Noi altri, ammesso che si possa parlare di un qualche noi, siamo una vera minoranza. Neanche troppo silenziosa, forse, ma volete mettere il peso che possiamo avere?!
Ridicolo.
E allora, forse, buonanotte: il buio sarà lungo, ancora.

sabato 5 settembre 2009

Riparazioni

La parola d’ordine, nella sua mente, era stata indecisione. Tutto il giorno.
Ma si sa, si era detto, dopotutto la libertà di scelta comporta sempre i suoi travagli.
Gli esami di riparazione lo aspettavano l’indomani e lui non aveva ancora deciso se si sarebbe presentato oppure no. Poteva decidere; lo avrebbe fatto. Per ora, però, ancora non sapeva.
Durante l’estate, è ovvio, non aveva studiato neppure una pagina: aveva seguito i suoi amici in vacanza, prima al mare, poi a Londra. Anche se Londra era solo una vacanza studio lui non si era tirato indietro: avrebbe trovato il modo di schivare le lezioni e gironzolare per shopping.
Studiare era un lusso che non si sarebbe mai permesso.

Non che gli importasse qualcosa di ripetere l’anno (era già successo e aveva valutato sempre come un vantaggio quello di essere il più vecchio della classe) ma c’era qualcosa che davvero non riusciva a sopportare: di dargliela vinta a quei rompicoglioni dei suoi insegnanti.
Così il dubbio amorevolmente macerato per un intero giorno, si era incistato col suo orgoglio per tramutarsi in astio purissimo: col cavolo che li avrebbe accontentati, se lo volevano segare sarebbero dovuti passare sul suo cadavere. La mattina dopo si sarebbe presentato in classe. Puntuale, pure.

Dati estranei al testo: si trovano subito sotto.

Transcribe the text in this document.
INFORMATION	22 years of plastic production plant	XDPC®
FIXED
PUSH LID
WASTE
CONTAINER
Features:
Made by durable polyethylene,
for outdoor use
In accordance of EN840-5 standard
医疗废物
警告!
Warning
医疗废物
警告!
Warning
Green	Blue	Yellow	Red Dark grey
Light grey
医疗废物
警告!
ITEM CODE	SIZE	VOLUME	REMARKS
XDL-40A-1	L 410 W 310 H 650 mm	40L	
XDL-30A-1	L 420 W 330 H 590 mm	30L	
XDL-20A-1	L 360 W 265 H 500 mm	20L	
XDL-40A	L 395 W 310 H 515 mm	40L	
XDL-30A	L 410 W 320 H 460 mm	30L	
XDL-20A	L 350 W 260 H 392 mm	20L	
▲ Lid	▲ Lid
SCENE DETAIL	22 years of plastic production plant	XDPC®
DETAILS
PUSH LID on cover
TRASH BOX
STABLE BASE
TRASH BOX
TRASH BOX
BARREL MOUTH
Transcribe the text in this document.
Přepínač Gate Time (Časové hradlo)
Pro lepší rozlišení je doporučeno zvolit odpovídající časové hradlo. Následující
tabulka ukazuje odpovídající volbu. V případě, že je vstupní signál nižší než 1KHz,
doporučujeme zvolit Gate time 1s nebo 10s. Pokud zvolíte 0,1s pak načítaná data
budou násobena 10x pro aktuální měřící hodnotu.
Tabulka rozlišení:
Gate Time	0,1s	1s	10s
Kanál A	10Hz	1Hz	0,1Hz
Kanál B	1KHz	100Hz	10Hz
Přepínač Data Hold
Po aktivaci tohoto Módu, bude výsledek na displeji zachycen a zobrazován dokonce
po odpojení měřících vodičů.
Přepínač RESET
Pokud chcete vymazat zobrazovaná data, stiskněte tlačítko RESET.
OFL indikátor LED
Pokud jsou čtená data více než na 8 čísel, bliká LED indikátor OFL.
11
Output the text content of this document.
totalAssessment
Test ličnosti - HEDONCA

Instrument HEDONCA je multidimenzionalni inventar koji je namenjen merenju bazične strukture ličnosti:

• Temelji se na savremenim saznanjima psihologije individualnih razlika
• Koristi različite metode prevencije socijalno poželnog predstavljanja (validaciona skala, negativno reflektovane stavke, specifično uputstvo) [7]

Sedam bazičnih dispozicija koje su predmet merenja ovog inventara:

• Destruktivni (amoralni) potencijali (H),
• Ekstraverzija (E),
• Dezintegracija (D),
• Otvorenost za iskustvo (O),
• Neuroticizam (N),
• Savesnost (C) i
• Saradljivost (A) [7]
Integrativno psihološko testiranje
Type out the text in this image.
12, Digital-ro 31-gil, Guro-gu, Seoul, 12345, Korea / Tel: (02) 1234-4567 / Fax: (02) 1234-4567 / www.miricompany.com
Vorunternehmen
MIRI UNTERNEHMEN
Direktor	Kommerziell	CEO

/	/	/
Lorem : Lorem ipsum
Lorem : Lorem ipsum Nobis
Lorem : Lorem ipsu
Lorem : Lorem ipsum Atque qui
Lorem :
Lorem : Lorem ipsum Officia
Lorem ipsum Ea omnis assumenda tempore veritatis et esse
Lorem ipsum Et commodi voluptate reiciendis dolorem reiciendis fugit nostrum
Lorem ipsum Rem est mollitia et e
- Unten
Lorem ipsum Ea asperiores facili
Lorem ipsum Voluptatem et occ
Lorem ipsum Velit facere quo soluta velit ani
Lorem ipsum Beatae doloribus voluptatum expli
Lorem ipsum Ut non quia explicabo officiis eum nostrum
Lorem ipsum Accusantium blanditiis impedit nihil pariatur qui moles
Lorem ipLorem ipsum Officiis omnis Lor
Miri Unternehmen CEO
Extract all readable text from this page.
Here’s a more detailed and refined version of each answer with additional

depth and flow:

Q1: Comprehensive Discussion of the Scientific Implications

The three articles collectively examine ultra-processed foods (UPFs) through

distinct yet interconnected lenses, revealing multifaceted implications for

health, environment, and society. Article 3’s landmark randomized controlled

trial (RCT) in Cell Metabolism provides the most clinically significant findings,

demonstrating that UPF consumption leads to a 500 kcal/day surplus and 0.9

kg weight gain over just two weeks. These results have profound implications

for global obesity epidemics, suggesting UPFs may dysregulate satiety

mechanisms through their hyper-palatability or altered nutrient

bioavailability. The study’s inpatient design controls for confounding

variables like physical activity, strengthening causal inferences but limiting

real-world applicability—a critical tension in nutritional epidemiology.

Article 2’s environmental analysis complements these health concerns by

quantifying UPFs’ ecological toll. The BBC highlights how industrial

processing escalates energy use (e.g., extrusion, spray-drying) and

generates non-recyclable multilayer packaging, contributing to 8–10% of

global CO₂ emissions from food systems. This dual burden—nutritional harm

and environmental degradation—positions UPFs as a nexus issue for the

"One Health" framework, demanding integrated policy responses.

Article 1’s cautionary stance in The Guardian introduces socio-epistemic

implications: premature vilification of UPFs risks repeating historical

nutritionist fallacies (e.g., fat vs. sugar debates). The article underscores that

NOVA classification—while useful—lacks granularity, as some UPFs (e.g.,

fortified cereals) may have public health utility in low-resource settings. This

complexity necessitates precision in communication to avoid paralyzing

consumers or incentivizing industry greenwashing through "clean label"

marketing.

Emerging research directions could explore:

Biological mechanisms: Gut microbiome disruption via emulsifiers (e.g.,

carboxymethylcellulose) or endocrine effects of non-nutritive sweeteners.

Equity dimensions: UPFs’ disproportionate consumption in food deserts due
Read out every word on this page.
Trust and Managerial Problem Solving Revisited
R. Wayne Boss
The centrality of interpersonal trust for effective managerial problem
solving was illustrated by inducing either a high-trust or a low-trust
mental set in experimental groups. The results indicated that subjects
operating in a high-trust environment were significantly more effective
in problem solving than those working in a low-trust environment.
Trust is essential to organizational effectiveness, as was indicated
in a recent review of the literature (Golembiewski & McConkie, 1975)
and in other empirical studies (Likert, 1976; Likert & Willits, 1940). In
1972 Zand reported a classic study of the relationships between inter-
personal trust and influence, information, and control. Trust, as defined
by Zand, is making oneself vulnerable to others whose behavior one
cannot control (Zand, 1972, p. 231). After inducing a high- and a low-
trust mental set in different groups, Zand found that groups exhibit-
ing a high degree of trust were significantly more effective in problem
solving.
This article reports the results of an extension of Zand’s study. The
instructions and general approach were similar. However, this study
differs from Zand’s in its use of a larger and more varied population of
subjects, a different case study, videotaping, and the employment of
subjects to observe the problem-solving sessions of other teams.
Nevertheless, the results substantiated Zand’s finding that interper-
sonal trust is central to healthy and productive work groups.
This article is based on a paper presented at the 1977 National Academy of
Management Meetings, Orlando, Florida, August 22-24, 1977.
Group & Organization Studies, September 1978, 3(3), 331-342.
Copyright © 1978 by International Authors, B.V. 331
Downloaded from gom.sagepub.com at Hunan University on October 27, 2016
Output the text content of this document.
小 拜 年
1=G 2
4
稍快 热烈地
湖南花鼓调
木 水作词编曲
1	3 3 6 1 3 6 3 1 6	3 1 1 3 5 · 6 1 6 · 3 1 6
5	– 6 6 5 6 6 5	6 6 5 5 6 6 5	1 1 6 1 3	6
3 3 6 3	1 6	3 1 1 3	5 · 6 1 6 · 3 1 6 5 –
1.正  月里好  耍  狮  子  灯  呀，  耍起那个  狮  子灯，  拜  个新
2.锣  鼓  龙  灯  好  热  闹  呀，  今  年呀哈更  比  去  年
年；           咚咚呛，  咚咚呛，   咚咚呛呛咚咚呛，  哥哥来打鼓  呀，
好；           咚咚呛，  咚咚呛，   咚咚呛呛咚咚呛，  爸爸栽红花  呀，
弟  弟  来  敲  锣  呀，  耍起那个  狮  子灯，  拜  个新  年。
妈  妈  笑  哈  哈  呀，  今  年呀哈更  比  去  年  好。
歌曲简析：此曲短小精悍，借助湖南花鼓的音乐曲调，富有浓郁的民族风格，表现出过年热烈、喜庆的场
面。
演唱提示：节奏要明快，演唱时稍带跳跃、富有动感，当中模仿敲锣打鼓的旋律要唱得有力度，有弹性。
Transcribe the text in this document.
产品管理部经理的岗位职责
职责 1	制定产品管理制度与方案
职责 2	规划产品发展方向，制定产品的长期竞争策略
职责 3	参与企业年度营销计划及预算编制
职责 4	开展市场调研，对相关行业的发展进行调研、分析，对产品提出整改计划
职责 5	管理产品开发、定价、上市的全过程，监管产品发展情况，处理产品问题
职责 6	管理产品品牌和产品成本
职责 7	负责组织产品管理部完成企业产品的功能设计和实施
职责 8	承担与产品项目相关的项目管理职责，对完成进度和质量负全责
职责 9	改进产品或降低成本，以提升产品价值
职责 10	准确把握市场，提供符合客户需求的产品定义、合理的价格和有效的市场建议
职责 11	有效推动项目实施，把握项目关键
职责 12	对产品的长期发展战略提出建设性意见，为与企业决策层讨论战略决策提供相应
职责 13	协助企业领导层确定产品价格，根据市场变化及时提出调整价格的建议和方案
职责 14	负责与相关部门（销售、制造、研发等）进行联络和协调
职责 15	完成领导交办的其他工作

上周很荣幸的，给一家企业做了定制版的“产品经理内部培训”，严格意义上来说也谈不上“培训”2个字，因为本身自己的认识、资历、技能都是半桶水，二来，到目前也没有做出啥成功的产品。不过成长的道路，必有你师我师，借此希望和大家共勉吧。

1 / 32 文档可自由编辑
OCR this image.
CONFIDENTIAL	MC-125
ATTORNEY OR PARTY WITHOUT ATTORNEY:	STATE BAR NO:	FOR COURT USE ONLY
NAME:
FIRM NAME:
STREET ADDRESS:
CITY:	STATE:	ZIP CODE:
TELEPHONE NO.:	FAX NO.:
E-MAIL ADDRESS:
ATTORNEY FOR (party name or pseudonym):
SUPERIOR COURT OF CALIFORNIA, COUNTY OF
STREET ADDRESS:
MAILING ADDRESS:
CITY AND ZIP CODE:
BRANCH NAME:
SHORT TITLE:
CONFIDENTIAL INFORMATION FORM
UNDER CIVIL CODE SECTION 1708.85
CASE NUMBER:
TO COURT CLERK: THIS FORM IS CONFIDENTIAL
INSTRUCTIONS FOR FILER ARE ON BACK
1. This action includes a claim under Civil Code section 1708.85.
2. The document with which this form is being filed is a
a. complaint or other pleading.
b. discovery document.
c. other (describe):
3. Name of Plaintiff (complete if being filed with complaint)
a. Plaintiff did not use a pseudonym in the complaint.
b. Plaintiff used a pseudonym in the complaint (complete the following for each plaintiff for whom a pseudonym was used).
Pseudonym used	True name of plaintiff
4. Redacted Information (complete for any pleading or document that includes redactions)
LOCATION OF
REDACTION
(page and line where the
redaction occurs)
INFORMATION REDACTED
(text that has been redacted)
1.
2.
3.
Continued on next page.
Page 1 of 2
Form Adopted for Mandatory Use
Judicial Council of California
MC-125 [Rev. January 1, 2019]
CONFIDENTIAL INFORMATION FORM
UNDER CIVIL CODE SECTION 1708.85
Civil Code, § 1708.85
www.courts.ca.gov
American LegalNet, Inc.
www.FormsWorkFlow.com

Ore otto e cinque, storia.
Quando si trovò di fronte il foglio con le domande del compito diede uno sguardo. Tirò un sospiro di sollievo: domande banali, se era così che pensavano di metterlo in difficoltà. Gli venne da ridere, uno ganzo come lui ce l’avrebbe fatta. Senz’altro.
La profe diede il via, aveva un’ora di tempo.
Allora: “quali erano le principali differenze tra Atene e Sparta” e qui non c’erano dubbi. Scrisse.
Sparta era famosa per essere una democrazia mentre Atene era governata dalla monarchia.
Si proseguiva poi con “cosa erano le polis”.
Le polis erano dei grandi edifici come i tempi, quelli a cui le persone portavano doni per ingraziarsi gli dei.
Il gran finale era più complicato, ‘sti maledetti, ma non si fece ingannare: “dove si è sviluppata la civiltà etrusca e nomina almeno un paio di città da loro fondate”.
La civiltà etrusca è nata in Asia Minore e la città più importante era Populonia.
E ora, bocciatemi, si disse (consegnò il foglio), stronzi!
Uscì dall'aula.

Passi per l’Asia Minore. Un colpo di fortuna aver indovinato una definizione così colta, Asia Minore mica un’Asia qualsiasi.
Ma Populonia, Populonia dico, per uno che vive in Toscana, vuol dire forse credere di abitare in Asia? Minore, forse.


(Firenze. Settembre 2009. La notizia clamorosa è che il tizio è stato promosso. Il peggio, però, è che non sto scherzando.)